摘要: 本实验使用商业化的试剂盒进行,该试剂盒采用硅胶柱纯化方式,适合于从小于100 mg的植物组织中快速简单的提取总RNA。该试剂盒能彻底去除多糖类、酚类和酶抑制物等杂质污染。纯化的RNA可直接用于RT-PCR、Northern杂交和核酸保护等实验。提取过程无需酚氯仿抽提,也无需耗时的醇类沉淀。在30 min内可完成1个至多个样品的提取工作。使用硅胶柱纯化技术,大大减少了操作时间,减少RNase接触机会,因而该试剂盒对操作环境和操作者技能要求不高,即便是初学者也都能获得理想的结果。
材料与试剂
枪头 RNase-free离心管 (1.5 ml,2 ml) 草莓果实 E.Z.N.A® plant RNA kit试剂盒 (Omega Bio-tek, catalog number: R6827)Buffer RCL RWC RNA wash buffer I DEPC water HindBind RNA Spin column gDNA filter column 2 ml collection tube β-巯基乙醇 Plantaid (博迈德, catalog number: RA107) 液氮 乙醇 10x Loading buffer (Takara, catalog number: 9157) 仪器设备
研磨用具 移液枪 振荡仪器 水浴锅 离心机 电泳仪 微量紫外分光光度计 实验步骤
液氮研磨果实样品并装入1.5 ml RNase-free离心管,每管样品量大约100 mg (具体根据果实发育不同时期含水量而异,如小绿果时期取样量小于 50 mg,成熟期果实取样量不少于300 mg)。
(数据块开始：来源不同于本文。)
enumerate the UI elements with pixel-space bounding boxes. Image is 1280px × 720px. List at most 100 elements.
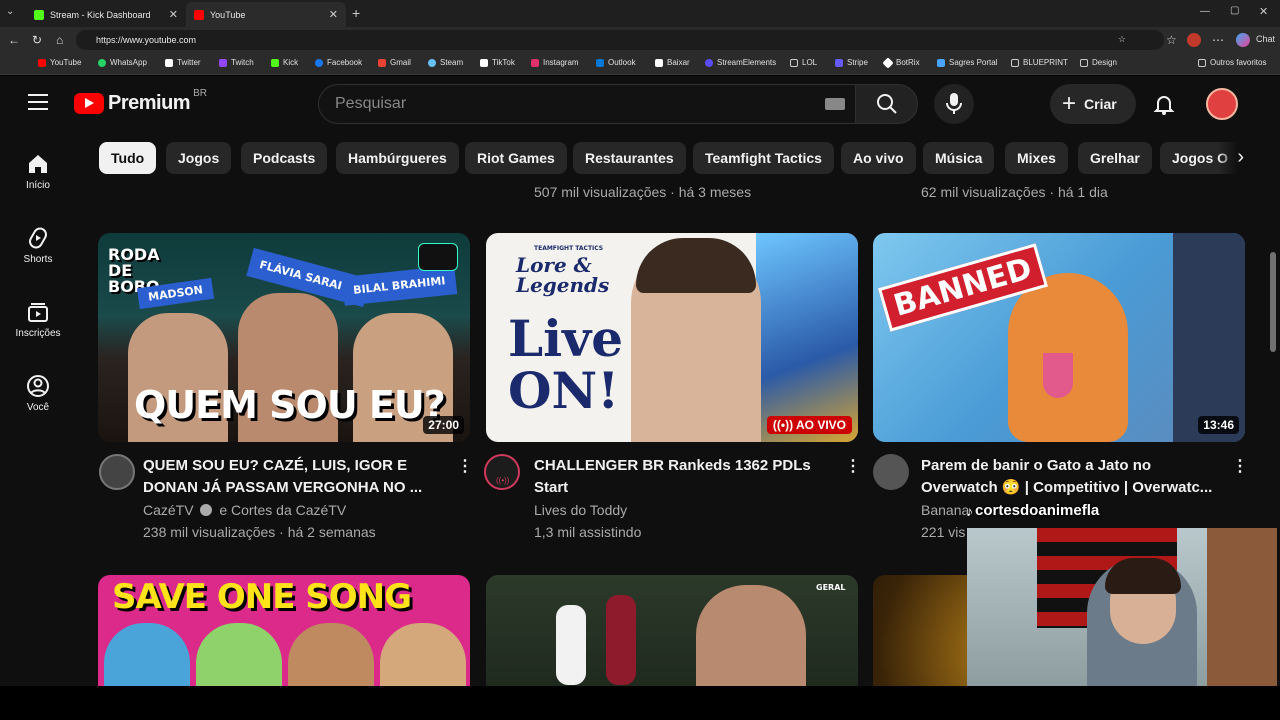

注:本方法也可用于草莓叶片RNA的提取,每管样品量同小绿果,约50 mg。 加入500 μl buffer RCL (见溶液配方) (buffer RCL在使用前应加入β-巯基乙醇:每 1 ml buffer RCL加20 μl β-巯基乙醇),涡旋振荡混匀。 再向离心管中加入博迈得公司的plantaid 100 μl,再次涡旋震荡混匀。 55 °C水浴锅中裂解1-3 min后,可再次涡旋震荡。 室温14,000 x g 离心5 min。 将上清转入gDNA filter column (装入2 ml collection tube),14,000 x g 离心2 min (上清过多时可分2次转入)。 将滤过液转入新的2 ml RNase-free离心管中,加入等体积的buffer RCB,吸打混匀。 将混合液转入HindBind RNA Spin column (装入2 ml collection tube),10,000 x g 离心1 min,弃掉滤过液,将column放回collection tube。 加400 μl RWC,10,000 x g 离心1 min,弃掉滤过液和collection tube。 将column放入新的collection tube,加入500 μl RNA wash buffer I,10,000 x g 离心1 min,弃掉滤过液。 重复上一步操作。 10,000 x g ,2 min空离除去乙醇。 将HindBind RNA Spin column放入干净的1.5 ml RNase-free离心管,悬空滴入30 μl DEPC water至HindBind RNASpin column中的膜上,室温静置2 min,10,000 x g 离心2 min,即得RNA溶液。 RNA 质量的检测:取2-3 μl RNA溶液与loading buffer 混匀,用琼脂糖凝胶电泳检测RNA条带及是否有DNA污染。 RNA浓度测定:取2 μl RNA 溶液用微量紫外分光光度计测定浓度并评估其质量。 Please login or sign up for free to view full text
Copyright: © 2018 The Authors; exclusive licensee Bio-protocol LLC.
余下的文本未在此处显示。